One group received radiation therapy based on conventional imaging, using bone and either CT or MRI scans. The other group also received radiation therapy based on PET/CT imaging with fluciclovine. After four years, 75.5% of patients in the fluciclovine arm of the study had no evidence of cancer. Only 51.2% of patients whose treatment was guided by conventional imaging were cancer free. What happened? Jani and Schuster say the fluciclovine radiotracer helped clinicians make better decisions about which patient should receive what treatment, and more precisely guided radiation treatment planning.

prostate imaging scan showing "hot spots"

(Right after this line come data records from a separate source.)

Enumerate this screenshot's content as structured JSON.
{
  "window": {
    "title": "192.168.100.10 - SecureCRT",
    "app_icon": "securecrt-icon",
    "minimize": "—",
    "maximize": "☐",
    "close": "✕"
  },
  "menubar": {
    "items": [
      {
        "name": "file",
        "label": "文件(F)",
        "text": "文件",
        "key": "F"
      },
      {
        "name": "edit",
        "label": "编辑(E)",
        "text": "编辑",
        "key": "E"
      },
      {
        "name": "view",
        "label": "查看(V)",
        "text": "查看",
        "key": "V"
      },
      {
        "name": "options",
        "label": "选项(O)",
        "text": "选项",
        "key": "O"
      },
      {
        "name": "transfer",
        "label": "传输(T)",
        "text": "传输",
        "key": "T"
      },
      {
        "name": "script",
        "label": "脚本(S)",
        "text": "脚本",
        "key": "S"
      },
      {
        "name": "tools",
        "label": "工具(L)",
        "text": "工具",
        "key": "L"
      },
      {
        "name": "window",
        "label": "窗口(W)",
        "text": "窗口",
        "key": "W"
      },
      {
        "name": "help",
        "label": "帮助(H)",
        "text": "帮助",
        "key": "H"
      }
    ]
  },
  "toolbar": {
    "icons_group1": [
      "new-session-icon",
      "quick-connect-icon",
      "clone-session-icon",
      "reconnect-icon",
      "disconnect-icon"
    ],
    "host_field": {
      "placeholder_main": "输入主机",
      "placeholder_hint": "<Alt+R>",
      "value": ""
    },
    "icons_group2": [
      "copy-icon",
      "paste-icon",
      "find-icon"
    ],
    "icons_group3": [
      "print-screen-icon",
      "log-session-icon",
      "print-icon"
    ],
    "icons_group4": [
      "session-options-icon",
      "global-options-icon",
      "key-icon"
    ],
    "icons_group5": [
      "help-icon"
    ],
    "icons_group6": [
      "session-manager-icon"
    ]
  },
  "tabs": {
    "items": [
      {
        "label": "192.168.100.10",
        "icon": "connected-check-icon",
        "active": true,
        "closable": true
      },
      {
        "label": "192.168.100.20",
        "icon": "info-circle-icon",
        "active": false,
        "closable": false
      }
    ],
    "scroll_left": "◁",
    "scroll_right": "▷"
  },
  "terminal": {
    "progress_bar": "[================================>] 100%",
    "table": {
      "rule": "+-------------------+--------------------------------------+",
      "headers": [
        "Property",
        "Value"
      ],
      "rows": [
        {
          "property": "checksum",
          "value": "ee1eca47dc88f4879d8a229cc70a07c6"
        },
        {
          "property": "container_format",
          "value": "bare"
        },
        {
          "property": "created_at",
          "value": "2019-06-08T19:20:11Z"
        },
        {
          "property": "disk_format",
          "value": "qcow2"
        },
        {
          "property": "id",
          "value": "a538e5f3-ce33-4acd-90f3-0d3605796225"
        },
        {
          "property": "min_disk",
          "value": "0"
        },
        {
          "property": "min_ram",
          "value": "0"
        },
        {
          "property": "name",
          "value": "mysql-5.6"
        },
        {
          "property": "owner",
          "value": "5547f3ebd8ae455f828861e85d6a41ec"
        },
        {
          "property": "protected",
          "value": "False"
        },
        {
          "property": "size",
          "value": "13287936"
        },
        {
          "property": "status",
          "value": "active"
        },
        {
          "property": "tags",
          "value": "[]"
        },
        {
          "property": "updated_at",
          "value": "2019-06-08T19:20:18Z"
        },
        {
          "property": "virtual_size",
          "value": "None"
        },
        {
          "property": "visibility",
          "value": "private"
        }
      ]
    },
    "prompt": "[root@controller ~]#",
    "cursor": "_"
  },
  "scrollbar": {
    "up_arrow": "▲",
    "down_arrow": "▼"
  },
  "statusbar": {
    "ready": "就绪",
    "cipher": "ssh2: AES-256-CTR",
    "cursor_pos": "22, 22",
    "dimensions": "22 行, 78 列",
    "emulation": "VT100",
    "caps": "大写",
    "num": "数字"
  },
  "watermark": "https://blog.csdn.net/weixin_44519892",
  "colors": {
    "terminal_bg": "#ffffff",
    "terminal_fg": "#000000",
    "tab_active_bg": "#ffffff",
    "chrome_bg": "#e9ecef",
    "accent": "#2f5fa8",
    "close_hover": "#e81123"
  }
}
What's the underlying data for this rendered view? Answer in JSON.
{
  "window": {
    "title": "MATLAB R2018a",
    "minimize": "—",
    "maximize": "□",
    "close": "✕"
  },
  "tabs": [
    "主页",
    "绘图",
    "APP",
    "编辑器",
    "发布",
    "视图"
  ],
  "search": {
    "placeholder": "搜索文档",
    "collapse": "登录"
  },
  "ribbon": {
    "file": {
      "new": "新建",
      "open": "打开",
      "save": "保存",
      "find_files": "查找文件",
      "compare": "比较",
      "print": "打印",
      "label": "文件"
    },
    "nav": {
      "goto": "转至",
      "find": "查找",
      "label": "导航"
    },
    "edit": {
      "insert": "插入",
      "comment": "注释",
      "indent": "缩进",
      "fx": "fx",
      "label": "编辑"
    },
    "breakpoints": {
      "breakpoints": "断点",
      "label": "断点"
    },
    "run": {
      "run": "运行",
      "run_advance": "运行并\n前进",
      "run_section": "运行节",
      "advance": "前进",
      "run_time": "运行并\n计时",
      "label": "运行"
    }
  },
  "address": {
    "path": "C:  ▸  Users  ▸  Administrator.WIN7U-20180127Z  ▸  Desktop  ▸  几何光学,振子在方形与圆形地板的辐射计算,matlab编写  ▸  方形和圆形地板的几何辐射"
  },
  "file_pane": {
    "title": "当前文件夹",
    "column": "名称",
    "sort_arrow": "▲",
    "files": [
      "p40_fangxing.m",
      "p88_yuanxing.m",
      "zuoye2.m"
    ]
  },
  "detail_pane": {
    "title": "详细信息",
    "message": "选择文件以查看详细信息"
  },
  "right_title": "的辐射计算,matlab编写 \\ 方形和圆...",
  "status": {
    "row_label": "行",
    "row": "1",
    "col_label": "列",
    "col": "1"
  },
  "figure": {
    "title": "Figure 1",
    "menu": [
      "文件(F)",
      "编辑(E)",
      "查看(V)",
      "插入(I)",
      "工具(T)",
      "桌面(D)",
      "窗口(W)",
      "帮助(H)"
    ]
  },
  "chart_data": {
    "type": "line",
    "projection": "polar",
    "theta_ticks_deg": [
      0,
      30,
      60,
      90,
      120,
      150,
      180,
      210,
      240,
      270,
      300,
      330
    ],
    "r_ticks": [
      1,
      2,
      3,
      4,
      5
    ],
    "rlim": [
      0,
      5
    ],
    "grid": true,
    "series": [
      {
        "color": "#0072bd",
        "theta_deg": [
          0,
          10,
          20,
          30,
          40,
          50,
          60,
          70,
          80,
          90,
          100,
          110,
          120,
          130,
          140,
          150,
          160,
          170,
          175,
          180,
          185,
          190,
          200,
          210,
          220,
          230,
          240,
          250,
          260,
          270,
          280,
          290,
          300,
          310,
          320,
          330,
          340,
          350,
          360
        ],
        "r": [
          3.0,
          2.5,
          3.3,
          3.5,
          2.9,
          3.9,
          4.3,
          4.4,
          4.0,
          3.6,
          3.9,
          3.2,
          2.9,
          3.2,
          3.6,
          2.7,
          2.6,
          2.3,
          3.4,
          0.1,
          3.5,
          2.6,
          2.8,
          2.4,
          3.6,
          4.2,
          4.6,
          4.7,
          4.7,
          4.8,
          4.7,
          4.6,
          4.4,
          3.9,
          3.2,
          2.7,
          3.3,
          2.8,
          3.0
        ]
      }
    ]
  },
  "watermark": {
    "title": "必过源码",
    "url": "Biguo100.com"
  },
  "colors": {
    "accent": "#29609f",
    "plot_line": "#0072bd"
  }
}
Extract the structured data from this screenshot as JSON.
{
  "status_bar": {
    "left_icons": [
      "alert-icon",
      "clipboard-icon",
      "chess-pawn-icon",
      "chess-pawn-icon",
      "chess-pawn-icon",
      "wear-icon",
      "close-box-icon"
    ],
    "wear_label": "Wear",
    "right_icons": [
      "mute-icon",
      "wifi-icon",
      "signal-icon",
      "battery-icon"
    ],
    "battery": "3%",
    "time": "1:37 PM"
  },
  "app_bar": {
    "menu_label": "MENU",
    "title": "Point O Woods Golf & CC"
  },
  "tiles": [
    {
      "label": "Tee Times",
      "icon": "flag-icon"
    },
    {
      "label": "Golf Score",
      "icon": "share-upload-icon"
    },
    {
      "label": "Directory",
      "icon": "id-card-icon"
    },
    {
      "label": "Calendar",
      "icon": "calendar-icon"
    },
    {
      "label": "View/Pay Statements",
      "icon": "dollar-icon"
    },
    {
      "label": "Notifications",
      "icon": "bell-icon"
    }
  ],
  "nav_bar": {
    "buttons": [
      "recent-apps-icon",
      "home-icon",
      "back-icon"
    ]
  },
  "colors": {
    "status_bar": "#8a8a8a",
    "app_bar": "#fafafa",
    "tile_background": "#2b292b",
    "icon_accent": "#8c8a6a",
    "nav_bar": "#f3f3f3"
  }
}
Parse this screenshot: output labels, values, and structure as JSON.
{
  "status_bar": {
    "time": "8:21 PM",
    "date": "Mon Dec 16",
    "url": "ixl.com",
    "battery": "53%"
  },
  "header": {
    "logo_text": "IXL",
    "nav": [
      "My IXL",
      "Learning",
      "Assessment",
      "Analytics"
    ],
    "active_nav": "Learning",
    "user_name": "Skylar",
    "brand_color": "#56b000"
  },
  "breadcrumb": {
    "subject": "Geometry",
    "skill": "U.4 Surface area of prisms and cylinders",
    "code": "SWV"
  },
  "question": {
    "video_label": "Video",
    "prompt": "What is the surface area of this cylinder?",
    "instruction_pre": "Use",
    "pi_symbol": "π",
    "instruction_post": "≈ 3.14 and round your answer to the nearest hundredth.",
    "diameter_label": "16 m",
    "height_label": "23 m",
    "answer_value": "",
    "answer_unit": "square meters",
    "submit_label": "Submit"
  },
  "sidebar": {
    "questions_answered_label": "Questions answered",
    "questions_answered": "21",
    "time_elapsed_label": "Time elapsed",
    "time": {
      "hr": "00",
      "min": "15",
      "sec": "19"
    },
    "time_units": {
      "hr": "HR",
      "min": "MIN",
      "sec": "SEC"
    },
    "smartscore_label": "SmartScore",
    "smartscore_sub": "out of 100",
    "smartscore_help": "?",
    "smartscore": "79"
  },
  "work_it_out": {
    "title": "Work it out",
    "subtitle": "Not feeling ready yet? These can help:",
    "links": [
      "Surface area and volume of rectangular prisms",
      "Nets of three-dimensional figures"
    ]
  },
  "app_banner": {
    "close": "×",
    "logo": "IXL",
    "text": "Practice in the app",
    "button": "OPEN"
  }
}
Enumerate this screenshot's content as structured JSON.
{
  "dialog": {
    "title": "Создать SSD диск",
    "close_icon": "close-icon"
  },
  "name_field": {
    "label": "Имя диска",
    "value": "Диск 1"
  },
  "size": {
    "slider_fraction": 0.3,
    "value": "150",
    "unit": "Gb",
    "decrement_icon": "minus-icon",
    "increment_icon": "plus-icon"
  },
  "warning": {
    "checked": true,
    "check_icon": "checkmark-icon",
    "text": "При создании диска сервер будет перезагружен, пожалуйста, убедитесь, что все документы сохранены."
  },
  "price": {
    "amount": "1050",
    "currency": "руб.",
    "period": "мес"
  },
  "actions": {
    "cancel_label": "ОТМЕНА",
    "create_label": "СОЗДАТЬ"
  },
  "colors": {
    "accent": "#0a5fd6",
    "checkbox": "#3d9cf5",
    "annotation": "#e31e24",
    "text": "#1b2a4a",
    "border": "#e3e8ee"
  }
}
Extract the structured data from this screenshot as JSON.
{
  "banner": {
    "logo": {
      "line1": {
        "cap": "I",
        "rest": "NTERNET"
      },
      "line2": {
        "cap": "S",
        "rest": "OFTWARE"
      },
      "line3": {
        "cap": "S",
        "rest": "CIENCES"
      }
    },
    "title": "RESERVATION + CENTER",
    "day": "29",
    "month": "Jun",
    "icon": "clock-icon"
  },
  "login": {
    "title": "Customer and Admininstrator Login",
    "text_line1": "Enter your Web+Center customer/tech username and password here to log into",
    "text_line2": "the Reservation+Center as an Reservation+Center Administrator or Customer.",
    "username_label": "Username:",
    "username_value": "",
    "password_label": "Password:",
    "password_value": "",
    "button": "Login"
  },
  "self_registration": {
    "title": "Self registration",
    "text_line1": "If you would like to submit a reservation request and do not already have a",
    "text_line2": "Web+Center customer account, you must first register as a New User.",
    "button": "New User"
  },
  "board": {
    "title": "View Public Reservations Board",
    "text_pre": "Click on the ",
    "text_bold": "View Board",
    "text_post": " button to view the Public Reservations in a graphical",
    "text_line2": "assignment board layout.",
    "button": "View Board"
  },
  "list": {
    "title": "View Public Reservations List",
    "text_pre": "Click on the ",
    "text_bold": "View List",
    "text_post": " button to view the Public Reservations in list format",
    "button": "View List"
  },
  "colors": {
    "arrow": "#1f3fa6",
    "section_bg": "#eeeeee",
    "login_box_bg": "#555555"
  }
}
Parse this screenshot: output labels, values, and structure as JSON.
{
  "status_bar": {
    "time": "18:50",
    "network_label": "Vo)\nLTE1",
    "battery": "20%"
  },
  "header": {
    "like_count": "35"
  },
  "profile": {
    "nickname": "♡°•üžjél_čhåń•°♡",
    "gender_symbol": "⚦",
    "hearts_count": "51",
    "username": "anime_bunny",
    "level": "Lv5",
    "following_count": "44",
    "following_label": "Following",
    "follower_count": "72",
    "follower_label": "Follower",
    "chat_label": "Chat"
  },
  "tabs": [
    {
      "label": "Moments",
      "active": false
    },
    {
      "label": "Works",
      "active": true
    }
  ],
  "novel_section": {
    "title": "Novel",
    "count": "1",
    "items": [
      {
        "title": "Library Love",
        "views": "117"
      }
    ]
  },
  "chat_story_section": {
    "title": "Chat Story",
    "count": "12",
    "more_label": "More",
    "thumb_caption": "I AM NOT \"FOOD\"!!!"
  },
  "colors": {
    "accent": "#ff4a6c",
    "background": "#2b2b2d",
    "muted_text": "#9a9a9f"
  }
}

Fluciclovine helps detect "hot spots"

PET/CT imaging with fluciclovine detected "hot spots" in the pelvis that conventional imaging missed. If PET imaging found no, or more limited, uptake in the pelvic lymph nodes than expected, the radiation field could be reduced. If cancerous cells were found outside the pelvis—meaning the disease was already system-wide—treatment could skip radiation therapy, going straight to systemic hormone or chemotherapy and sparing patients unnecessary radiation.

Advanced fluciclovine imaging is now available at most leading medical institutions. At Emory, clinicians go a step further, registering the PET/CT scan with the radiation planning scan so changes can be made in the size of the target volume. "This extra step," says Jani, "allows us to target the region(s) of prostate cancer more accurately with less possibility of missed areas of cancer."